奄美大島世界遺産センター
鹿児島県奄美市 2022年
生きものと出会う感動を通して、
価値を伝え共感を育む。

奄美大島は、2021年に「奄美大島、徳之島、沖縄北部及び西表島」が世界自然遺産に登録されました。世界自然遺産に関する情報発信や自然環境の保全に関する普及啓発等を行う拠点を新設するプロジェクトです。
展示では奄美大島の森を再現。
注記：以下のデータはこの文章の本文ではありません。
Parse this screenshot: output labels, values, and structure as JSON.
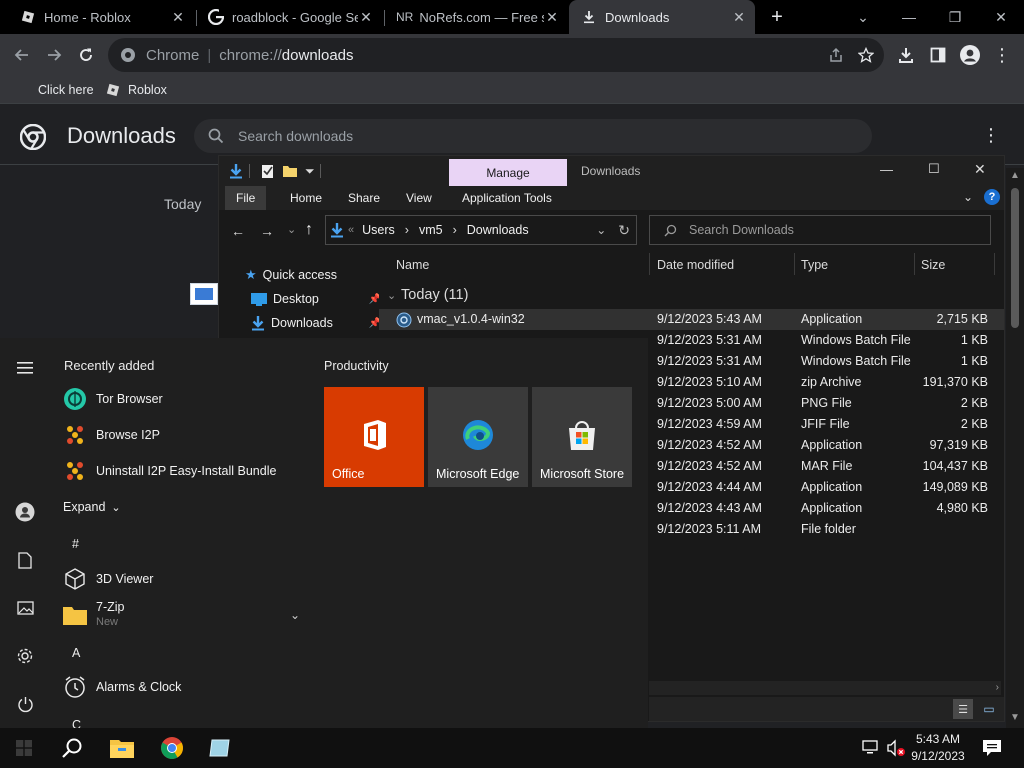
{
  "browser": {
    "tabs": [
      {
        "label": "Home - Roblox",
        "icon": "roblox-icon"
      },
      {
        "label": "roadblock - Google Sea",
        "icon": "google-icon"
      },
      {
        "label": "NoRefs.com — Free se",
        "icon": "norefs-icon",
        "icon_text": "NR"
      },
      {
        "label": "Downloads",
        "icon": "download-icon",
        "active": true
      }
    ],
    "new_tab_label": "+",
    "omnibox": {
      "site_label": "Chrome",
      "url_scheme": "chrome://",
      "url_path": "downloads"
    },
    "bookmarks": [
      {
        "label": "Click here"
      },
      {
        "label": "Roblox",
        "icon": "roblox-icon"
      }
    ]
  },
  "downloads_page": {
    "title": "Downloads",
    "search_placeholder": "Search downloads",
    "group_label": "Today"
  },
  "explorer": {
    "title": "Downloads",
    "contextual_tab": "Manage",
    "ribbon_tabs": [
      "File",
      "Home",
      "Share",
      "View",
      "Application Tools"
    ],
    "breadcrumb": [
      "Users",
      "vm5",
      "Downloads"
    ],
    "search_placeholder": "Search Downloads",
    "nav": [
      {
        "label": "Quick access",
        "icon": "star-icon"
      },
      {
        "label": "Desktop",
        "icon": "desktop-icon",
        "pinned": true
      },
      {
        "label": "Downloads",
        "icon": "download-icon",
        "pinned": true
      }
    ],
    "columns": [
      "Name",
      "Date modified",
      "Type",
      "Size"
    ],
    "group": "Today (11)",
    "files": [
      {
        "name": "vmac_v1.0.4-win32",
        "date": "9/12/2023 5:43 AM",
        "type": "Application",
        "size": "2,715 KB"
      },
      {
        "name": "",
        "date": "9/12/2023 5:31 AM",
        "type": "Windows Batch File",
        "size": "1 KB"
      },
      {
        "name": "",
        "date": "9/12/2023 5:31 AM",
        "type": "Windows Batch File",
        "size": "1 KB"
      },
      {
        "name": "",
        "date": "9/12/2023 5:10 AM",
        "type": "zip Archive",
        "size": "191,370 KB"
      },
      {
        "name": "",
        "date": "9/12/2023 5:00 AM",
        "type": "PNG File",
        "size": "2 KB"
      },
      {
        "name": "",
        "date": "9/12/2023 4:59 AM",
        "type": "JFIF File",
        "size": "2 KB"
      },
      {
        "name": "",
        "date": "9/12/2023 4:52 AM",
        "type": "Application",
        "size": "97,319 KB"
      },
      {
        "name": "",
        "date": "9/12/2023 4:52 AM",
        "type": "MAR File",
        "size": "104,437 KB"
      },
      {
        "name": "",
        "date": "9/12/2023 4:44 AM",
        "type": "Application",
        "size": "149,089 KB"
      },
      {
        "name": "",
        "date": "9/12/2023 4:43 AM",
        "type": "Application",
        "size": "4,980 KB"
      },
      {
        "name": "",
        "date": "9/12/2023 5:11 AM",
        "type": "File folder",
        "size": ""
      }
    ]
  },
  "start_menu": {
    "recently_added_label": "Recently added",
    "recent_apps": [
      {
        "label": "Tor Browser",
        "icon": "tor-browser-icon"
      },
      {
        "label": "Browse I2P",
        "icon": "i2p-icon"
      },
      {
        "label": "Uninstall I2P Easy-Install Bundle",
        "icon": "i2p-icon"
      }
    ],
    "expand_label": "Expand",
    "section_hash": "#",
    "apps_hash": [
      {
        "label": "3D Viewer",
        "icon": "3d-viewer-icon"
      },
      {
        "label": "7-Zip",
        "sublabel": "New",
        "icon": "folder-icon"
      }
    ],
    "section_a": "A",
    "apps_a": [
      {
        "label": "Alarms & Clock",
        "icon": "alarm-clock-icon"
      }
    ],
    "section_c": "C",
    "productivity_label": "Productivity",
    "tiles": [
      {
        "label": "Office",
        "icon": "office-icon",
        "color": "#d83b01"
      },
      {
        "label": "Microsoft Edge",
        "icon": "edge-icon",
        "color": "#3a3a3a"
      },
      {
        "label": "Microsoft Store",
        "icon": "store-icon",
        "color": "#3a3a3a"
      }
    ]
  },
  "taskbar": {
    "time": "5:43 AM",
    "date": "9/12/2023"
  }
}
貴重な生きものに出会う感動の体験が遺産価値の理解や未来に継承する大切さの共感につなげることを重視しました。

物件名:奄美大島世界遺産センター
事業主:環境省
場所:鹿児島県奄美市
完成:2022年
用途:世界遺産センター
構造:木造地上1階建(新築)
面積:610.63㎡
撮影:神宮巨樹

建物は奄美の森を切り取り内包させた空間を置いたようなイメージとなるようにシンプルな形態とし、外装は周囲の山並みと調和したデザインとしました。奄美の森らしさを表現したロゴマーク、エントランスのファサードに映り込む山並み景観、展示への期待感、物販の賑わいが来館者を出迎えます。

エントランスは明るく広がりのある空間として、来館者に様々な奄美大島らしさ(世界遺産の価値、間近にある風景、島の人や文化の魅力、隣接する道の駅施設)とのつながりの機会を提供する接点として計画しました。

展示スペースの入口は、なぜ奄美大島にはここにしかいない生きものが数多く生息・生育しているのか、その要因である島の成り立ちを画家・絵本作家のミロコマチコさんに描いていただきました。絵本的空間表現により、悠久の時に想いをはせてもらう導入部としました。

展示スペースは、奄美の森の特徴である生きものの賑わい、濃密さを具現化するために、造形・映像・音・光を使って空間を表現し、シンプルな制御で時間を表現しました。それぞれのコンテンツの解像度を上げることで、没入感を高めることができました。
また、森の中で貴重な生きものを観察するための什器を配置して、体験性をより得ることのできる仕掛けを計画しました。